## Counting clock cycles

Started by 6 years ago4 replieslatest reply 6 years ago2998 views

So I have a piece of code for which I am trying to get the exact number of clock cycles it will take to execute. However, my experiments indicate that this number is incorrect. Please don't ask details of how I run the experiment. What I need to know is where I am going wrong in counting the clock cycles. I am working with TI launchpad for MSP430. Is it adding any optimizations I am not aware of? Any other ideas anyone can give me.? Code and assembly with clock cycles is given below. Initial value of i is 0.

int get_sign(int i){

int j=i+1000;

int y=0;

while(i<100){

if (y == 0){

j=j-i;

y=1;

}

else{

j=j*2+i*2;

y=0;

}

i++;

}

return j;

}

 Assembly generated Clock cycles push r4 3 mov r1, r4 1 add #2, r4 1 add #llo(-6), r1 2 mov r15, -4(r4) 4 mov -4(r4), r15 3 Add #1000, r15 2 mov r15, -8(r4) 4 mov #0, -6(r4) 4 jmp 2 cmp #0, -6(r4) 4 x100 jne 2 x100 sub -4(r4), -8(r4) 6 x50 mov #1, -6(r4) 4 x50 jmp 2 x50 Mov -8(r4), r15 3 x50 add -4(r4), r15 3 x50 mov r15, -8(r4) 4 x50 Rla -8(r4) 6 x50 mov #0, -6(r4) 4 x50 add #1, -4(r4) 4 x100 cmp #100, -4(r4) 5 x100 jl 2 x100 Mov -8(r4), r15 3 Add #6, r1 2 pop r4 2 ret 3 Total 3336
[ - ]

There are various factors that can affect instruction timing.  Some are shown in the list below:

• Interrupts (the biggest offender)

If interrupts are enabled, an interrupt firing in the middle of the test will cause the timing to be wrong.

• Flash wait states

Reading flash is slower than reading RAM so if your code is running from flash, you have to account for wait states when an instruction is loaded.  Burst mode further complicates things since some processors can perform a read-ahead of multiple instructions so that execution times are reduced.  Even slower RAM may require wait states.

• Instruction caching

Some processors have instruction caches that can hold many instructions to eliminate the need to read them from flash.  Figuring out the timing is very difficult since a jump taken may clear the cache and instructions would have to be read from flash again.

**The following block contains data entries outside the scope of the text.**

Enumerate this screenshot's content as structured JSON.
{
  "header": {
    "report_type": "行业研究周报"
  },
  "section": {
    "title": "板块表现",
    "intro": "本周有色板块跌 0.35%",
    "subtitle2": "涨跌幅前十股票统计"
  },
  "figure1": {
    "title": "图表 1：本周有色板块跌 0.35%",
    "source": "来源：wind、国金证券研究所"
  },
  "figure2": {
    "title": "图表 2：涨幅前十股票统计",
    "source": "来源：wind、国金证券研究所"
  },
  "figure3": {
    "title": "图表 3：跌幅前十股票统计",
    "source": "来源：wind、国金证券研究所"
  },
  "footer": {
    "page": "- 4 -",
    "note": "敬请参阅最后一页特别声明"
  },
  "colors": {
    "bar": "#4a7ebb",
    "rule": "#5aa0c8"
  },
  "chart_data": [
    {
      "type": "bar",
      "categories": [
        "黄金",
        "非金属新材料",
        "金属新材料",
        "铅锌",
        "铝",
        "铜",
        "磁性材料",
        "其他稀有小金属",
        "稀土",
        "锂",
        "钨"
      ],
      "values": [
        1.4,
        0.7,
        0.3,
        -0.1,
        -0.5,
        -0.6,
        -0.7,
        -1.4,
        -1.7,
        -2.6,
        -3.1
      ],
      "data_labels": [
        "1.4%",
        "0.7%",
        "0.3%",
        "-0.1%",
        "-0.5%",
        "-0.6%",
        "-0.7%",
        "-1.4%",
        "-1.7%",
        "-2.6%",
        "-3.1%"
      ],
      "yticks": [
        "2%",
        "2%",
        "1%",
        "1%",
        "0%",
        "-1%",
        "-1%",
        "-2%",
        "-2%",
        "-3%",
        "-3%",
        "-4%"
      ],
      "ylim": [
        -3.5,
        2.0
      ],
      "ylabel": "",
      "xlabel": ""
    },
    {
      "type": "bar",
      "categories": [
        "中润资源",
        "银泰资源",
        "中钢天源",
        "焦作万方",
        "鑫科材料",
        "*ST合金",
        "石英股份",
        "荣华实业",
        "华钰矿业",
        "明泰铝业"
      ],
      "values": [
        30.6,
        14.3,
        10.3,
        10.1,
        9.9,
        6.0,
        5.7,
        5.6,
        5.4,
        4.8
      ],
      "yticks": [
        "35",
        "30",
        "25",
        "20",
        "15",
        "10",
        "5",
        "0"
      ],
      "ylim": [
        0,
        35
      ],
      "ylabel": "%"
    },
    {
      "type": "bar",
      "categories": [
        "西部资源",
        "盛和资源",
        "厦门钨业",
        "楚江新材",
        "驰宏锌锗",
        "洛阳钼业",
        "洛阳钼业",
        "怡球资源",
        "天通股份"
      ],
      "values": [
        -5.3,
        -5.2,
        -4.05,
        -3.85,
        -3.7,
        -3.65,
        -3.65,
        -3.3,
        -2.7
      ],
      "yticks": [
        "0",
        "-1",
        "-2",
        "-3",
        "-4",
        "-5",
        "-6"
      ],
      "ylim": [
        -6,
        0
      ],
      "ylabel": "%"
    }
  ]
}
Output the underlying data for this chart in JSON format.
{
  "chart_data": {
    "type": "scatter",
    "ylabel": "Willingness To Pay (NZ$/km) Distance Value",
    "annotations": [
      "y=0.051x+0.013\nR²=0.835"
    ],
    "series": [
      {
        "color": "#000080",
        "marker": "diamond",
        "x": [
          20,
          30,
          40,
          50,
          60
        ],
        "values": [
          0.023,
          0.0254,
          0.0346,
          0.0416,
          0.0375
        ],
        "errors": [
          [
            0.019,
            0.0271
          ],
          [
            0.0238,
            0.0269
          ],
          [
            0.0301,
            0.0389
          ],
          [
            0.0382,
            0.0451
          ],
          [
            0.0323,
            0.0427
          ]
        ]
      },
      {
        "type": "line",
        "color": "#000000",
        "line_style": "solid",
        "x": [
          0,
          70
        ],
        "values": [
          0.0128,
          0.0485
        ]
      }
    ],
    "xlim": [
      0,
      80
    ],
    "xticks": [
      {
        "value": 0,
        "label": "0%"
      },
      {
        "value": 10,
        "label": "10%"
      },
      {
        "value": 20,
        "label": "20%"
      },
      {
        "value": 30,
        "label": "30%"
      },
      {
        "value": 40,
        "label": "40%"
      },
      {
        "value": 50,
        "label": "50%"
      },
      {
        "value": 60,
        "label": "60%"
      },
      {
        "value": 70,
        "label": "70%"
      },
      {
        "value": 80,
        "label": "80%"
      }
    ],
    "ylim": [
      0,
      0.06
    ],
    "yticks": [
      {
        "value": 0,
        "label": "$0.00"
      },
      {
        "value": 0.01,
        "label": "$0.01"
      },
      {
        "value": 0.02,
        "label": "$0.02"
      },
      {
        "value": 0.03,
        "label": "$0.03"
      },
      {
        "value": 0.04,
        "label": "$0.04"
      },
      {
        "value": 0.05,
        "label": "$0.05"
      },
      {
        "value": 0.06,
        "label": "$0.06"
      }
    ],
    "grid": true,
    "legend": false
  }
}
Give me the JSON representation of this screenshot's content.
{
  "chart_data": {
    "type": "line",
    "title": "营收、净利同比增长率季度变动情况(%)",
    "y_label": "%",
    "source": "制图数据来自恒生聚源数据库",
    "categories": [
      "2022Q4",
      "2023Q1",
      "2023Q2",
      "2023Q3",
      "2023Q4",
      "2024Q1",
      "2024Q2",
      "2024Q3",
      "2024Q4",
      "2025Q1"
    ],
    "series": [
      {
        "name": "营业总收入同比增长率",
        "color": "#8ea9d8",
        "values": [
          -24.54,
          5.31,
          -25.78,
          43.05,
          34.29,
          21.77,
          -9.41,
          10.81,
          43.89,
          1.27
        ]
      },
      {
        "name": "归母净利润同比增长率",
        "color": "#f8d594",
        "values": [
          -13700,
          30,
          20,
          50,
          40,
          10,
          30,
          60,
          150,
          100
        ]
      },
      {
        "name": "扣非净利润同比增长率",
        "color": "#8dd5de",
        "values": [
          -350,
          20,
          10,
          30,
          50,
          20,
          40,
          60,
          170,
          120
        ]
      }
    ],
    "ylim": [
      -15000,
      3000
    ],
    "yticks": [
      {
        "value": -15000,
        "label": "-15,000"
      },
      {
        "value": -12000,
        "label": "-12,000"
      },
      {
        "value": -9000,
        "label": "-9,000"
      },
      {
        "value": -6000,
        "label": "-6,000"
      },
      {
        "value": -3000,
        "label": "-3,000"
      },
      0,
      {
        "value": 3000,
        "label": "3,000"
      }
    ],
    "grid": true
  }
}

• Hardware register access

Reading data from a hardware register introduces variable clock cycles since the processor may have to execute wait states until the data is ready at the register.

These are only four examples out of many.  There are others such as bus arbitration, DRAM refresh, turbo modes, etc.  The best you can hope for is an approximation.  As for the MSP430, I'm not familiar with the processor but I'm pretty sure that it has one or more of the items I posted above.

[ - ]

Aaaand -- this is why I gave up on counting clock cycles a long long time ago.  I benchmark code instead, and allow for a wide margin in timing in actual use.  Not only does benchmarking give me (in my opinion) a more accurate picture, it also accounts for instances where I might be committing pure old-fashioned screwups, like failing to set up the flash memory accesses for the best-case processor speed.

I suppose that if I were working on something time-critical, on a processor that had an easy-to-determine cycle count, then I might count clock ticks -- but on the other hand, such a processor would, almost by definition, be much slower than a modern alternative.  So if I were doing that sort of thing with that sort of processor, and there wasn't some compelling reason (legacy hardware, radiation hardness, etc.) to keep that processor, I might advocate for something newer and faster.

[ - ]

You're not giving away much are you ?

How many clock cycles do you measure?

Is the error between what you measure and what you predict constant?

You haven't told us what processor you are using, what else is running on it etc etc.

I'm struggling to see why you care - I often measure how long things take but I haven't needed to do anything complicated in an exact number of clock cycles for over 30 years (battery powered instrument using a very feeble early CMOS processor to generate sine waves and measure the response to them at the same time, no on chip timers.)

MK

[ - ]